Haïti: « Nous voulons, à travers le programme de l'énergie solaire de l'Eglise méthodiste libre, apporter une amélioration aux problèmes criants auxquels le pays fait face sur le plan environnemental, dit Jean Gardy Virgile, directeur adjoint du programme. On veut aussi encourager les différents secteurs de la vie nationale à utiliser l'énergie solaire pour faire la cuisine afin d'apaiser les effets du charbon de bois, du pétrole et du gaz sur notre écosystème. »
Le programme se fixe plusieurs objectifs, notamment créer une relation plus étroite entre les citoyens et l'environnement, contribuer à la diminution de l'utilisation du charbon de bois pour faire la cuisine et conscientiser chaque Haïtien à agir pour la protection de l'environnement. « La cuisinière solaire la plus simple et la moins coûteuse que l'on peut fabriquer ou acheter s'appelle un four solaire. Cette cuisinière peut être confectionnée avec du bois ou du carton. Il s'agit d'une boîte à l'intérieur d'une plus grosse boîte avec de nombreux éléments isolants entre les deux. Vous pouvez utiliser des plumes, de la laine, de la fibre de verre filée, ou de larges morceaux de carton recouverts de papier d'aluminium comme isolant. Les deux boîtes sont basses », explique M. Virgile.
Selon Marcellat Esnaïder, animateur du programme d'énergie solaire de l'Eglise méthodiste libre, il y a plusieurs raisons de cuisiner à l'énergie solaire. Elle économise le bois de chauffe tout en étant beaucoup moins onéreuse que des combustibles comme le charbon, le pétrole et le gaz. En fait, c'est une énergie gratuite ! « La cuisine à l'énergie solaire ne dégage ni fumée ni vapeurs dangereuses, donc c'est sans danger pour la personne qui prépare les repas. C'est aussi moins dangereux pour l'environnement. Et en plus, la nourriture ainsi cuite a plus de goût tout en étant plus nourrissante. C'est parce que vous n'avez pas besoin de beaucoup d'eau, ou même pas d'eau du tout, dans la marmite puisque la nourriture est cuite lentement et uniformément et ne peut pas brûler comme cela peut arriver quand vous cuisinez au-dessus d'une flamme », indique-t-il.
De son côté, la coordonnatrice de l'Organisation des coeurs pour le changement des enfants démunis d'Haïti, Luca Chrislie, affirme que cette séance de démonstration d'utilisation d'énergie solaire réalisée conjointement avec les membres de l'église méthodiste libre peut contribuer grandement à une sensibilisation des différents participants, en majeure partie des jeunes.
Un Centre pour les enfants démunis
« A l'Organisation des coeurs pour le changement des enfants démunis d'Haïti, nous travaillons depuis cinq ans avec des enfants des rues, filles et garçons, raconte Luca Chrislie. En Haïti, les centres d'accueil ne sont pas nombreux et l'Institut du Bien-être social et de Recherches (IBESR), une structure de l'Etat, n'est pas en mesure d'héberger tous les enfants en situation difficile. »
Les enfants assistés par l'OCCED'H bénéficient continuellement de sessions de formation en hygiène corporelle, la psychologie et l'intégration sociale, et sont scolarisés dans différentes écoles de la commune de Delmas. « Cinquante de ces enfants de rue qui sont à notre charge ont regagné l'école après avoir intégré notre institution. Nous croyons qu'avec une bonne éducation et de la formation, ils pourront être utiles un jour à leur famille et à la société. »

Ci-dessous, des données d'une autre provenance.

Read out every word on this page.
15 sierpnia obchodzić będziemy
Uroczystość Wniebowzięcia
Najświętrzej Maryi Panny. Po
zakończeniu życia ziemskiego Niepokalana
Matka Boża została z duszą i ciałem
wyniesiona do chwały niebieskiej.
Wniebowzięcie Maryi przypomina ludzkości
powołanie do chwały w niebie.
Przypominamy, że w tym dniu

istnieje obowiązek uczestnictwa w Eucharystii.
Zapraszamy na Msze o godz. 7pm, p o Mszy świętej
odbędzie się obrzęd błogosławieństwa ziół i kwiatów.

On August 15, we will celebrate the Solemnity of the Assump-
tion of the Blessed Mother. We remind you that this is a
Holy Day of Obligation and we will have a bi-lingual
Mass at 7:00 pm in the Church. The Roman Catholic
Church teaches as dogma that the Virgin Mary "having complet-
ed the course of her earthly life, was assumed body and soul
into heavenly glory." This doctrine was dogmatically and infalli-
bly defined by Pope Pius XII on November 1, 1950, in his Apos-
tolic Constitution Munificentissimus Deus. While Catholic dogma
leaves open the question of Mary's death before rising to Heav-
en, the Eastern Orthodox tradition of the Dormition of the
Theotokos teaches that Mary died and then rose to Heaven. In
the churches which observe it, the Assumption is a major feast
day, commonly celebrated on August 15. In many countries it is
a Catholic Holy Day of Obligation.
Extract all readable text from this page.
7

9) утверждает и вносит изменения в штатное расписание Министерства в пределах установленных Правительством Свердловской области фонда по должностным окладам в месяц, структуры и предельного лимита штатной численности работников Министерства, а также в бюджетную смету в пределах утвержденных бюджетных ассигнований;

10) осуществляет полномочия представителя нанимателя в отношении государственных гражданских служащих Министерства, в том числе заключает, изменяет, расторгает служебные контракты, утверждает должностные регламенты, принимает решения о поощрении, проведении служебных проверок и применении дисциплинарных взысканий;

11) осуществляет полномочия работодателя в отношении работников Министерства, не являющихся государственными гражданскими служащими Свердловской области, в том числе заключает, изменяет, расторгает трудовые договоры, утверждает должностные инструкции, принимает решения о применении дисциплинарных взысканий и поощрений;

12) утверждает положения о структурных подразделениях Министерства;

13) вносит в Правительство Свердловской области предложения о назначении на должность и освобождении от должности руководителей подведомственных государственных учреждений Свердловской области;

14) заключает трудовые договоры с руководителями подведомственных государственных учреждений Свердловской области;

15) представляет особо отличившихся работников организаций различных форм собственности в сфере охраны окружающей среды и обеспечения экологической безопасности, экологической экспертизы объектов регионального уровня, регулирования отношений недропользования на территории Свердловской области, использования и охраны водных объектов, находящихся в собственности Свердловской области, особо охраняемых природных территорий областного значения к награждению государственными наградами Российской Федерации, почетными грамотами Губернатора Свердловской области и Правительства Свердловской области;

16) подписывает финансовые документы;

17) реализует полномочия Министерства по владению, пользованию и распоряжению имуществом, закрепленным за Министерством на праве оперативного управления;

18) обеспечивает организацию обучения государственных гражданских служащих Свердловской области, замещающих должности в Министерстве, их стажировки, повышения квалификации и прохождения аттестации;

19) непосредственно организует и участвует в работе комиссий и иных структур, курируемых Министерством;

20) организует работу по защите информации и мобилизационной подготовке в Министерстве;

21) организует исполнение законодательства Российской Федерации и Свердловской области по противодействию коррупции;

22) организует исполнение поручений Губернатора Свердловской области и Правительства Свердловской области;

Blaise Saint-Vil, un jeune bénéficiaire, témoigne que s'il est en mesure aujourd'hui de recommencer ses études, c'est grâce aux deux années déjà passées au centre. « On nous donne l'encadrement qu'il faut, on nous envoie à l'école pour que demain, nous soyons utiles à nous-mêmes et à la société haïtienne», affirme-t-il, souhaitant que les autres enfants de rue renoncent à la délinquance.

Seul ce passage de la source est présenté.